A trio of desperate young Cubans try to escape to Florida in the gritty drama “Una Noche.”
Besides securing a place among the most visually immersive movies of the year, “Una Noche” is essential for helping to illuminate the plight of impoverished young Cubans in Havana.
Making her feature film debut, British-born writer/director Lucy Mulloy follows the efforts of a brother and sister and their friend to row 90 miles north to Miami in a flimsy raft. Despite her relative inexperience, Mulloy elicits indelible performances from her trio of non-professional actors and commands the viewer’s rapt attention in almost every shot.
“Una Noche” — now available for streaming via iTunes and Amazon Instant Video — has been given the invaluable imprimatur of Mulloy’s fellow New York University film-school grad Spike Lee, which makes perfect sense. Just as Lee’s “Do the Right Thing” served as a critical dispatch from center-city Brooklyn circa 1989, Mulloy’s fact-based movie doubles as a present-day documentary record of struggle and sacrifice in sweltering Havana.

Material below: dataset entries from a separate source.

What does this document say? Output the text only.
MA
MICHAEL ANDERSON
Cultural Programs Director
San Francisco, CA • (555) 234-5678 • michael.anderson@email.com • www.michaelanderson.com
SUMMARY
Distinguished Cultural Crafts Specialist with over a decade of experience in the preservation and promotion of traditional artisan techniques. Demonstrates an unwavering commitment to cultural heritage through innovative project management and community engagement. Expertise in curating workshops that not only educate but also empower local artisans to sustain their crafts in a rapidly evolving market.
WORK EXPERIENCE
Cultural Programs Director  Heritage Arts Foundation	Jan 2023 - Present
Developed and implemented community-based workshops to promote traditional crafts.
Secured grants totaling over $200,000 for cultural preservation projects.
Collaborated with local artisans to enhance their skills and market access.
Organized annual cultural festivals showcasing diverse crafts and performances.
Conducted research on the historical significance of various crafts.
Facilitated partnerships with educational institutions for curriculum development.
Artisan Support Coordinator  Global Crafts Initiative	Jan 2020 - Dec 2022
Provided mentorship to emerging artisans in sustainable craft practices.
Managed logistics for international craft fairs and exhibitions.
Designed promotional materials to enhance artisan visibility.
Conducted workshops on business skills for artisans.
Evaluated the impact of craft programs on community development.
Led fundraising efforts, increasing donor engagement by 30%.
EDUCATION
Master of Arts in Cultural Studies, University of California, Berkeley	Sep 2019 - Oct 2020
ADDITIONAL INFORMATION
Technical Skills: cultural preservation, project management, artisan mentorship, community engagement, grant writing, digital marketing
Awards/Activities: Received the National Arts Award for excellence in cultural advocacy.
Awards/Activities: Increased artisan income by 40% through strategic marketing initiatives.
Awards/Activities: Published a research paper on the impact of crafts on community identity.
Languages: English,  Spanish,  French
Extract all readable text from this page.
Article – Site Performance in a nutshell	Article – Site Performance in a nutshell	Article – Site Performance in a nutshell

To feel the film’s urgency, one needn’t be aware that two of the actors used the movie’s Tribeca Film Festival screenings as a means of seeking asylum in the United States — although such knowledge hardly impedes the viewer’s empathy for those left behind. Through anecdotal yet searing images of Havana street life, Mulloy tells the story not only of three teenagers harboring fantasies of escape, but that of countless unfortunates whose dreams will never be realized.
That said, the film fixes its gaze on Elio (Javier Núñez Florián) and Lila (Anailín de la Rúa de la Torre), twin siblings stuck suffering insufficient resources and negligent parents. When Elio’s friend Raul (María Adelaida Méndez Bonet) suggests leaving for Miami whatever the risk, Elio — who has a crush on Raul — is more than happy to go along, and eventually concedes to taking his sister on the treacherous journey.
With only a container of stolen food and a makeshift raft beneath them, the three adventurers brave the elements as Mulloy reminds us that, geopolitics aside, nature, too, is tempestuous.
Also new to VOD
On the subject of danger from the sea, there’s also “Sharknado,” the patently absurd, Twitter-chomping Syfy channel “thriller” starring Ian Ziering (“Beverly Hills 90210”) and Tara Reid (“American Pie”) that’ll be available via VOD (and DVD) on Tuesday.
Obviously, the film — about a freak hurricane that pulls sharks out of the sea and deposits them in downtown L.A., whereupon they go berserk — is ridiculous. But is it rewardingly ridiculous? Let’s put it this way: If you’ve ever faced a flying shark, armed only with a buzzing chainsaw, positioning yourself so that you enter the creature’s mouth and then emerge by cutting your way to safety somewhere near the tail, you’ll relate to the film completely. Otherwise, you’ll merely laugh your fins off.
Rob Nelson is a National Society of Film Critics member whose reviews appear regularly in the trade magazine Variety.